Rumore bianco
Baumbach tenta di trasporre in immagini il capolavoro di DeLillo ma il suo è un gesto filmico sottilmente accomodante, una gestione controllata dell’irrazionale che non cerca l’angoscia, non accarezza il limite e il terrore cieco, disinnescando l’ossessione mortifera del romanzo a favore dell'ironia da quadretto borghese.

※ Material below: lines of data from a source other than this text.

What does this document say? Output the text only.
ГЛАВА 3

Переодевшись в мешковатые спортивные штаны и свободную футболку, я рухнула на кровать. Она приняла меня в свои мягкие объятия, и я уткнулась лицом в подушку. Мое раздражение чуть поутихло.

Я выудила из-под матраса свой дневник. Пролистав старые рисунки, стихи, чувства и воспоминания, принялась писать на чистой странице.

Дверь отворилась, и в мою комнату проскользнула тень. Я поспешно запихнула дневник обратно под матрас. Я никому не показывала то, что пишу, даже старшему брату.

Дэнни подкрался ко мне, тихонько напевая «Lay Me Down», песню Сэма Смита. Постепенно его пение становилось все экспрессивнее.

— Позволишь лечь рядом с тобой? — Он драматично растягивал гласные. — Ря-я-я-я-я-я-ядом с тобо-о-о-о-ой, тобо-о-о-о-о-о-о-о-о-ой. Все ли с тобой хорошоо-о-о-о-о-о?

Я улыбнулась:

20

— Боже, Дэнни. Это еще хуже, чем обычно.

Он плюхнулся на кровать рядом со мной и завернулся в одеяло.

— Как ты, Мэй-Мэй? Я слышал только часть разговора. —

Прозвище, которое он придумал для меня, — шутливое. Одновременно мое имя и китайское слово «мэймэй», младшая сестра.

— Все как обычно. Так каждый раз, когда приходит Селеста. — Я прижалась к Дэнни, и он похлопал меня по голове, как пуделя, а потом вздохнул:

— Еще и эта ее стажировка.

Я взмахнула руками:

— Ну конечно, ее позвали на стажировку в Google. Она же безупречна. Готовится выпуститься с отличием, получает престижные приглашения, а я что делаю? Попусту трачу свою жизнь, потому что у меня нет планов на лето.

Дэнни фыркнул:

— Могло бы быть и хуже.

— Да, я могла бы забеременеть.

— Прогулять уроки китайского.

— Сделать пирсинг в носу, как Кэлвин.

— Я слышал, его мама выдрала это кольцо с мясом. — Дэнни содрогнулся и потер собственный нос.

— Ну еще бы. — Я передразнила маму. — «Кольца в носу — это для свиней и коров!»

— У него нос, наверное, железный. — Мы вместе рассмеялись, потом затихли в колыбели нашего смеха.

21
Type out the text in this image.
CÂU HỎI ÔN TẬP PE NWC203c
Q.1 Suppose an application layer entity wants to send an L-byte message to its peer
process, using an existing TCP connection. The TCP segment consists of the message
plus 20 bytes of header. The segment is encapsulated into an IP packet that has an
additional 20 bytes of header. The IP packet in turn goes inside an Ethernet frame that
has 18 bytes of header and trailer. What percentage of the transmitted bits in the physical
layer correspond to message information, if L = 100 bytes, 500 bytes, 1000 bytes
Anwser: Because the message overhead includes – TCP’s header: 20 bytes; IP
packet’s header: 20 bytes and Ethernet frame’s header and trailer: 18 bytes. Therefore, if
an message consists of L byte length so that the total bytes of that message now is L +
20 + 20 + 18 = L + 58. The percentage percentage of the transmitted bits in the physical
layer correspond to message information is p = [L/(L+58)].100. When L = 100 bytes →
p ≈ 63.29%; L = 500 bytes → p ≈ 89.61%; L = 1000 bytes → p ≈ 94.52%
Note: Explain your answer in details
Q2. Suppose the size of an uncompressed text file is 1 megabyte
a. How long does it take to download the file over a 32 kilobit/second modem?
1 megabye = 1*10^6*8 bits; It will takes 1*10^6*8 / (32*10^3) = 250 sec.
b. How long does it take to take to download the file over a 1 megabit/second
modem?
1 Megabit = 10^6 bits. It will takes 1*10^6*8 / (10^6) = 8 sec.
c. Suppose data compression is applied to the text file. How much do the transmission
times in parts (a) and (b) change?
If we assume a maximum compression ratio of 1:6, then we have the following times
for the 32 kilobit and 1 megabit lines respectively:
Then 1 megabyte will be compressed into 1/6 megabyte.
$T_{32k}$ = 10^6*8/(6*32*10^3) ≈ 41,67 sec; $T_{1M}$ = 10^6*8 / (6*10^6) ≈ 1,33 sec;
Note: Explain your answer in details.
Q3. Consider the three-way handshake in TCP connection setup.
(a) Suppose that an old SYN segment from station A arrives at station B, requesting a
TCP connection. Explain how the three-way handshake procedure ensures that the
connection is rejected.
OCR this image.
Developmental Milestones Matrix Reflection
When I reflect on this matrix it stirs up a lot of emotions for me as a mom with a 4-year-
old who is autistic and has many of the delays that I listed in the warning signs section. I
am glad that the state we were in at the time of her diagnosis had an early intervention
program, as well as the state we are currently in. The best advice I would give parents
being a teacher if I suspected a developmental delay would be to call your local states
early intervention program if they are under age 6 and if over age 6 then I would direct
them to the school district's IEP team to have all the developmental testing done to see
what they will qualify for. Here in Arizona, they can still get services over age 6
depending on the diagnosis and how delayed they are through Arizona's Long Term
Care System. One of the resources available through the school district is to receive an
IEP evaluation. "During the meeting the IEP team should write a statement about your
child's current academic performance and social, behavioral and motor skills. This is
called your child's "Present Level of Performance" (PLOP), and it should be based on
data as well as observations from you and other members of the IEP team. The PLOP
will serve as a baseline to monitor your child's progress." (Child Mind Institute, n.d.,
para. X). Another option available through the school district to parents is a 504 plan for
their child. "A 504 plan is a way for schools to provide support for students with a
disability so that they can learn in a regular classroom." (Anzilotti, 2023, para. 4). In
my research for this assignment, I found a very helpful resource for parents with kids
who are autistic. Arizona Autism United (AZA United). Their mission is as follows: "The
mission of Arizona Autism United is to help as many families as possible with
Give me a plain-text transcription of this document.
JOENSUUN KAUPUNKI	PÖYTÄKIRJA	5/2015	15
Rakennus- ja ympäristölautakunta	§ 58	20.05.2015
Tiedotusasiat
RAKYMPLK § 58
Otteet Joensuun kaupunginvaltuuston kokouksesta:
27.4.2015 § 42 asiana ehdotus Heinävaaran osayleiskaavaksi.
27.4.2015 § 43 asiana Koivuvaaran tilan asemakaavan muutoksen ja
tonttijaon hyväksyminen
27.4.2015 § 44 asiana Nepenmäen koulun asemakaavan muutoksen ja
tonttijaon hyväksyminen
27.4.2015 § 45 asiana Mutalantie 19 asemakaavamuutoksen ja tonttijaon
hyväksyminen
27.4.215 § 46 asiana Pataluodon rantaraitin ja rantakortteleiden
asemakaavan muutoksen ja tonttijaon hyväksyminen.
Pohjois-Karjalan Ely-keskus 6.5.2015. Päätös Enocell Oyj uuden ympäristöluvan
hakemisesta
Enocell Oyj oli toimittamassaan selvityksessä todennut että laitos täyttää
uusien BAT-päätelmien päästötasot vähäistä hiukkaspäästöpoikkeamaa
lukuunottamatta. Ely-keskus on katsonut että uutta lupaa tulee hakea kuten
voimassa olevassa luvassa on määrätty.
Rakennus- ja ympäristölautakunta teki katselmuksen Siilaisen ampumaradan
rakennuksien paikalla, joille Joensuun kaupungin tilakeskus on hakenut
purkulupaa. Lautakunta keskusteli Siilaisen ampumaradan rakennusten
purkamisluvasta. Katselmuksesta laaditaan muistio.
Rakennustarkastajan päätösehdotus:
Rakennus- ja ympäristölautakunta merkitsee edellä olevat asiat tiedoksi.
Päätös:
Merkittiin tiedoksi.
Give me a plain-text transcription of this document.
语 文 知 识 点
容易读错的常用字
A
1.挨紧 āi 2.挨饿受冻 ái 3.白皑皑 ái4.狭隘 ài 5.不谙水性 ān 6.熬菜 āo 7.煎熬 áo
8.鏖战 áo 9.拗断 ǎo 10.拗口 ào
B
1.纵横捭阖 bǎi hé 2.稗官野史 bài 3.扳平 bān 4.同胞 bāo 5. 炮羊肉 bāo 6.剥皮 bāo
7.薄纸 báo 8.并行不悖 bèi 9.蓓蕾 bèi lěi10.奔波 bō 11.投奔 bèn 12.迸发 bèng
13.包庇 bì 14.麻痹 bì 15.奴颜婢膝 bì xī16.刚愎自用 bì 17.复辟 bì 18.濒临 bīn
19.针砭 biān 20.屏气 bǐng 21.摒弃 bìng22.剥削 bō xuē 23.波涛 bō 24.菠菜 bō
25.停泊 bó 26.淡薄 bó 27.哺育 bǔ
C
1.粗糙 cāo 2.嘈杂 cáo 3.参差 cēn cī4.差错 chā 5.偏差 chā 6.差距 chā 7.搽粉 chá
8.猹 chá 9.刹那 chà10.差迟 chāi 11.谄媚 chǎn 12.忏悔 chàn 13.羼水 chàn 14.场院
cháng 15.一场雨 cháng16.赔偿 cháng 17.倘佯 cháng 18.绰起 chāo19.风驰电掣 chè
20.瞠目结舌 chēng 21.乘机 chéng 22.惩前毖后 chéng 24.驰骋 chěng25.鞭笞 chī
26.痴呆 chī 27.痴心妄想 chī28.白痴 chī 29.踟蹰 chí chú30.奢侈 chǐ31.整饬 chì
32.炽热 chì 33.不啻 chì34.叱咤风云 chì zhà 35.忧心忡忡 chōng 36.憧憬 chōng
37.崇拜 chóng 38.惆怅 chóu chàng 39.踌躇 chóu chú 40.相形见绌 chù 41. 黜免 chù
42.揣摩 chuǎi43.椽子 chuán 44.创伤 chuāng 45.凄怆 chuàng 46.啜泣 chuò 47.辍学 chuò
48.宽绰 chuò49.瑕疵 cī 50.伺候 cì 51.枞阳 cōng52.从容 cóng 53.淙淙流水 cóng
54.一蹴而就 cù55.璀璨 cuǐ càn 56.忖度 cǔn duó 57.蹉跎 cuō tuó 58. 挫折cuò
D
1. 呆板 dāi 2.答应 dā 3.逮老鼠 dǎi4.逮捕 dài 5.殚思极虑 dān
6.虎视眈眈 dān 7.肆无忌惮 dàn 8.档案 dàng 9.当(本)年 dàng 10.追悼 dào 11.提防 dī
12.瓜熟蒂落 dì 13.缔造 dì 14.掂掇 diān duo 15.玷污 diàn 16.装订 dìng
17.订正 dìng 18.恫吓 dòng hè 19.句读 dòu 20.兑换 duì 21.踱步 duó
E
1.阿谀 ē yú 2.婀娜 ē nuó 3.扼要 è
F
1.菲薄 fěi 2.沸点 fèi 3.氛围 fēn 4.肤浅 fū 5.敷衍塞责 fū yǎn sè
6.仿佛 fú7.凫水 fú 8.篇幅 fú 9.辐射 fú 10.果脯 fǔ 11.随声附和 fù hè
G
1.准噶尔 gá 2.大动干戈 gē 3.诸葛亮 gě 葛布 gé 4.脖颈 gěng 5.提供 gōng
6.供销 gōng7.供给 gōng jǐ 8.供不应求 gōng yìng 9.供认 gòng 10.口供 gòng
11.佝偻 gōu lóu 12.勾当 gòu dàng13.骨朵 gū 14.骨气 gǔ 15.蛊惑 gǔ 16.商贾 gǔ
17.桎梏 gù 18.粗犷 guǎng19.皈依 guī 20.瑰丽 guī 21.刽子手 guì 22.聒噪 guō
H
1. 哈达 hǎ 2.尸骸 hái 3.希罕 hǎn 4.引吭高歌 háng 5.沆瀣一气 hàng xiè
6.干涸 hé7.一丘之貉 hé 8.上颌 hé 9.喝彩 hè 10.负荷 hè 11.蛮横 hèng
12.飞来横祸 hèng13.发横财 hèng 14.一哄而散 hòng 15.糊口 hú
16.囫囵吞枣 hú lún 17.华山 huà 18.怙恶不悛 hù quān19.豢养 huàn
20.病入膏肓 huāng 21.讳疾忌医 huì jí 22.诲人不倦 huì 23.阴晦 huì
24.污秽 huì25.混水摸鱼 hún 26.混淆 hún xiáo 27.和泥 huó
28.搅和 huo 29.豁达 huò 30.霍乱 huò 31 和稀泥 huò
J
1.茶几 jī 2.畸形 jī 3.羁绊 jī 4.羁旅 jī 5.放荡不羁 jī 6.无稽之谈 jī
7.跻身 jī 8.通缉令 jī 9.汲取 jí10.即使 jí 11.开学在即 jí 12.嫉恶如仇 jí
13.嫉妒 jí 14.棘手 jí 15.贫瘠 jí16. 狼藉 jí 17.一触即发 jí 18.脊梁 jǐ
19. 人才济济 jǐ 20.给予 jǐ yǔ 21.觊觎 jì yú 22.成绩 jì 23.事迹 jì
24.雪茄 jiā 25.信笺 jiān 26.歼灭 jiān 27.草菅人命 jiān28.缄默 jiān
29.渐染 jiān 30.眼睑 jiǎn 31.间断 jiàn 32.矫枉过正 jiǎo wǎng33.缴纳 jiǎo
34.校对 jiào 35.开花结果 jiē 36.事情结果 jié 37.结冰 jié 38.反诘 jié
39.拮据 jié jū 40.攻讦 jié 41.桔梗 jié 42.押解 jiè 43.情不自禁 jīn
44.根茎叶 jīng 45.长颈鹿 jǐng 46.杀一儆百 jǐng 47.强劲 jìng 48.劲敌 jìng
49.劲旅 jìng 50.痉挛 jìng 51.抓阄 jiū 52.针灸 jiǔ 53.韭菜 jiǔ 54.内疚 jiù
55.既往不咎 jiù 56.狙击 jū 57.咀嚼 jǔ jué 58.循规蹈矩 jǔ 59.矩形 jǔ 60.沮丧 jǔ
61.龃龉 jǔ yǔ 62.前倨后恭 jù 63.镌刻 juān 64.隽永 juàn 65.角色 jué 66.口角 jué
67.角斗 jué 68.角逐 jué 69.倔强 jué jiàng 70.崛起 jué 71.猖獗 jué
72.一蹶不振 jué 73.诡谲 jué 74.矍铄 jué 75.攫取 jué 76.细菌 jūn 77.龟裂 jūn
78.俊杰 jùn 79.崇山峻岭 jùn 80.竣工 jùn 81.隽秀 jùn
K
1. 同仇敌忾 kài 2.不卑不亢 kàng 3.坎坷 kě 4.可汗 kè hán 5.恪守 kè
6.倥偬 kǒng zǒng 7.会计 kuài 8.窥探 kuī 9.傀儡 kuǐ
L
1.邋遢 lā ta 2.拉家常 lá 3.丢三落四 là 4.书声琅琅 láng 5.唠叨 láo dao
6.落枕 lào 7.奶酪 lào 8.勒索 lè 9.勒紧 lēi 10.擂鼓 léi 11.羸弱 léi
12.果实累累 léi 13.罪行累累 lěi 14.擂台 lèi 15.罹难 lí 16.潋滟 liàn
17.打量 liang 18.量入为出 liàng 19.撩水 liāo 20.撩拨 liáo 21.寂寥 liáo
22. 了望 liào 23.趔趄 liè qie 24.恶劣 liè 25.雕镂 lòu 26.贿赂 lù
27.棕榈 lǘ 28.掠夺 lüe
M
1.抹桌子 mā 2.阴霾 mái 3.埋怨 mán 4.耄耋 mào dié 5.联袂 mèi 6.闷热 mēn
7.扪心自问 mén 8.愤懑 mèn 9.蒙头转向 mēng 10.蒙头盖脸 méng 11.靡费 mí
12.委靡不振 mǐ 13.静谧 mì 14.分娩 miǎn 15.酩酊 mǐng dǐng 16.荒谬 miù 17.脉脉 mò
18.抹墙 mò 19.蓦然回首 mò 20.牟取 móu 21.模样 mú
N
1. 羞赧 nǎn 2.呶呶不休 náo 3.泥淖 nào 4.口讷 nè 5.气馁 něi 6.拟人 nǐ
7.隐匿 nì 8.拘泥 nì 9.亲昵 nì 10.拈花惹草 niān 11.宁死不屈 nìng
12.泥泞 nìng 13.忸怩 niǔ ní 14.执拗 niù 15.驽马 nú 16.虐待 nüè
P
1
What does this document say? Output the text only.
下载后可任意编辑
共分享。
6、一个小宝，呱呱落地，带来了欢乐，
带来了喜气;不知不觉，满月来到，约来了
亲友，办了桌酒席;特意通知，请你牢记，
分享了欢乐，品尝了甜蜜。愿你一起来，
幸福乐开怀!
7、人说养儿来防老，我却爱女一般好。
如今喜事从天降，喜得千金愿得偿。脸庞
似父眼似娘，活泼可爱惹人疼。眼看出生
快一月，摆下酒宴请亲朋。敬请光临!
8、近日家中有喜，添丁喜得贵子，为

Secondo Fredric Jameson, uno dei processi che più caratterizza il postmoderno è l’azione di colonizzazione della natura da parte della cultura; la produzione, cioè, nel tardo capitalismo, non si concentra più sul consumo di beni materiali bensì di immagini e riproduzioni del mondo, secondo percorsi di mercificazione che investono oltre i desideri la percezione stessa del reale. Il risultato è un ecosistema più pienamente umano del precedente, un nuovo ambiente nel quale la produzione culturale, attraverso una reificazione totale dei consumi, materiali e spirituali, può estendersi a impulso universale, orizzontale, onnicomprensivo. Onde e radiazioni, direbbe Don DeLillo, che in Rumore bianco (White Noise) – il romanzo della rivelazione per lo scrittore italoamericano, vincitore nel 1985 del National Book Award e tra i capolavori della letteratura postmoderna – identifica nel supermercato l’epitome di questo nuovo ecosistema artificiale, all’interno del quale l’uomo opera come cacciatore-raccoglitore di informazioni e surrogati, rappresentazioni e prodotti, nel tentativo ultimo di bandire l’assoluto. Perché c’è ancora un assoluto, un confinamento insito in natura all’agire e sentirsi umano, e quel limite è la morte. La morte è dove il mercato cessa di operare, è la dimensione liminare che sfugge al controllo dei prezzari e degli sconti in percentuale, e proprio per questo, per questa natura residuale che la rende l’ultimo evento assoluto in un ambiente umano altrimenti parcellizzato per corsie ordinate e numerate, è la radiazione di fondo che soggiace a ogni transazione umana, che sia economica, chimica o sentimentale. La morte è l’elemento terminale che il capitale non può antropomorfizzare, e ogni supermercato, centro commerciale o pagina di Amazon è una barriera costruita attorno a quest’impossibilità di controllo.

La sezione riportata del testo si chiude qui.